Ayrıca kendilerine, "düzen", "düzenin yaratıcısı" ve "onun kuralları" konusunda bir bilgi ulaşmayan kişilere de herhangi bir yükümlülük yüklenmemiştir. Ayet-i kerimelerde:

"Biz peygamber göndermedikçe kimseye azabetmeyiz." (İsra, 15)

"Allah, bir milleti doğru yola eriştirdikten sonra, sakınacakları şeyleri onlara açıklamadıkça, sapıklığa düşürmez." (Tevbe, 115)

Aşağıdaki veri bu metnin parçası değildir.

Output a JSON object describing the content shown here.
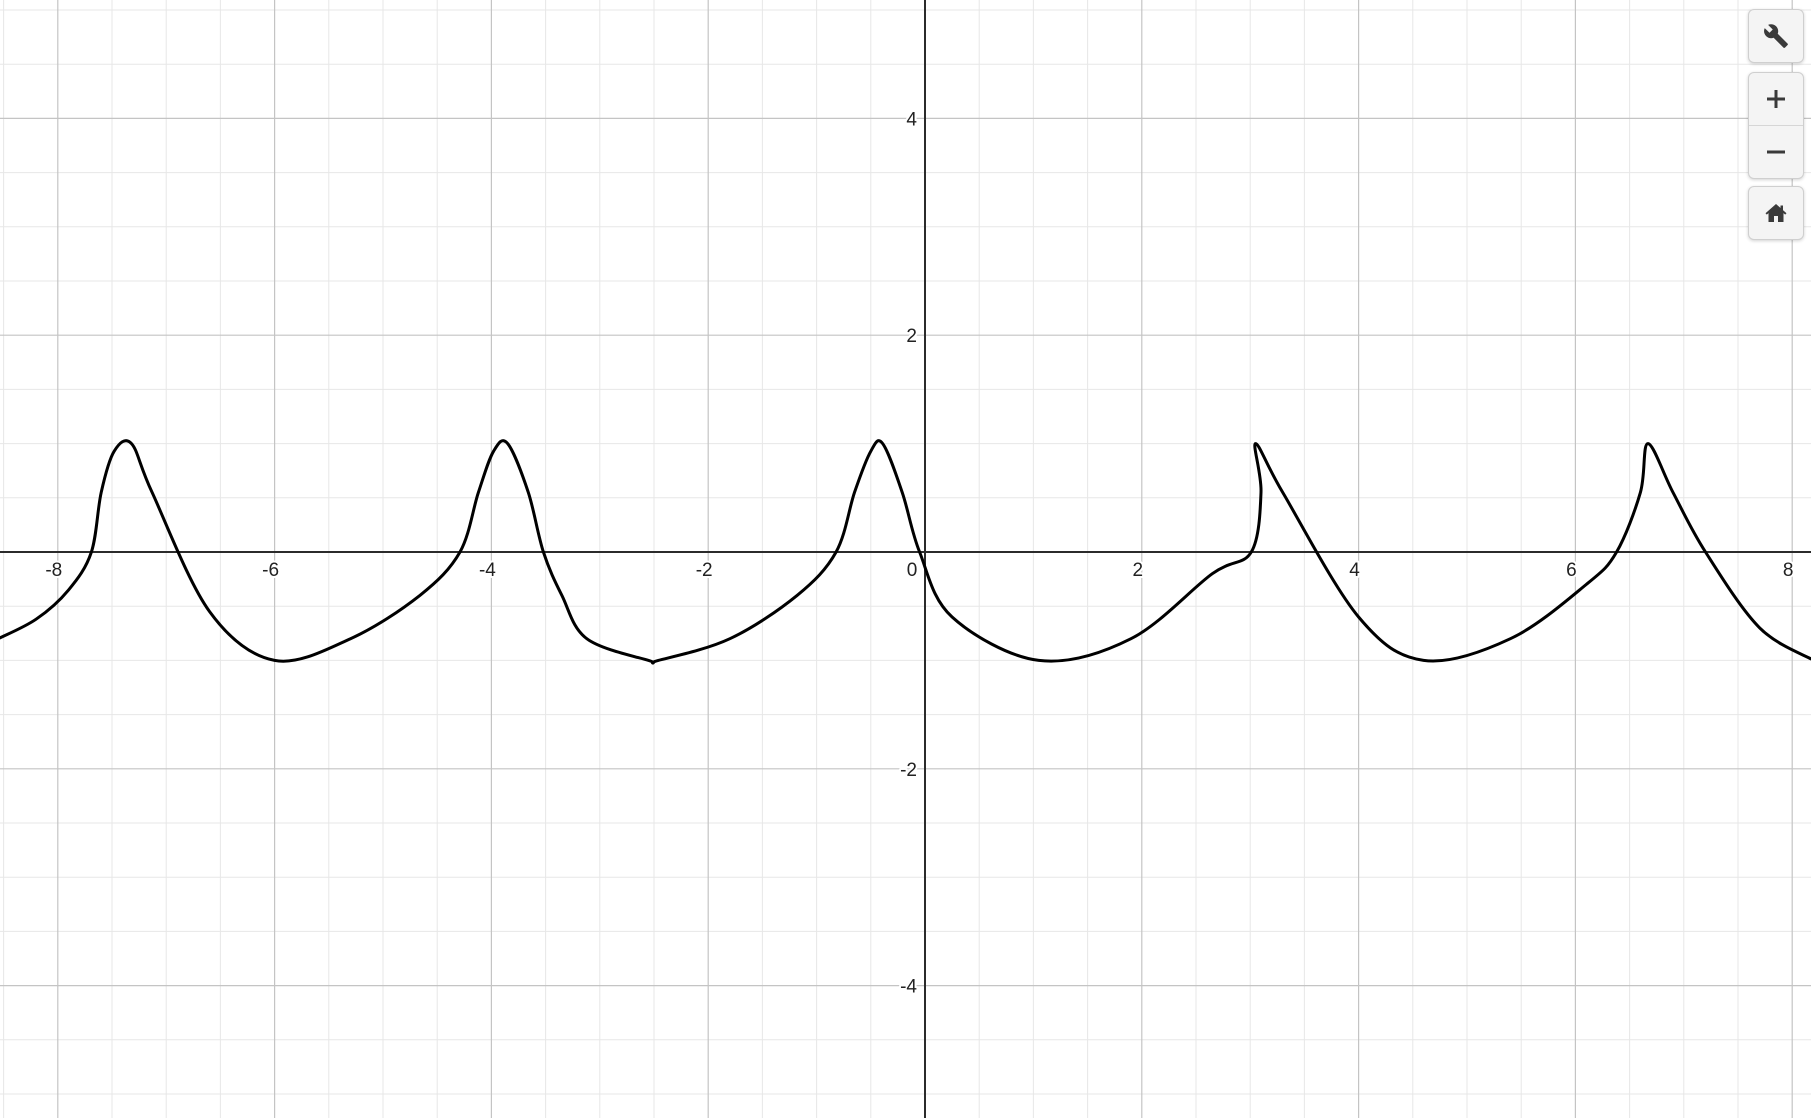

"Rabbin şehirlerin anasına, onlara ayetlerimizi okuyacak bir peygamber göndermedikçe onları yok etmiş değildir. Zaten Biz yalnız, halkı zalim olan şehirleri yok etmişizdir." (Kasas, 59) buyruldu.

Ayrıca kurallar konulurken kimseye güç yetiremeyeceği yükümlülükler de yüklenmemiştir.

"Allah kişiye ancak gücünün yeteceği kadar yükler, ..." (Bakara, 286)

Halbuki insanlar kendi kurdukları düzenlerin korunması konusunda o kadar katıdırlar ki o düzen içinde yaşıyanların kuralları bilip bilmemelerini bile hiç dikkate almazlar. Herkes kuralları otomatik olarak biliyor sayılır. Birisi suç işlediği zaman o kişinin, "benim bu kanundan haberim yoktu" demesi, asla mazeret sayılmaz.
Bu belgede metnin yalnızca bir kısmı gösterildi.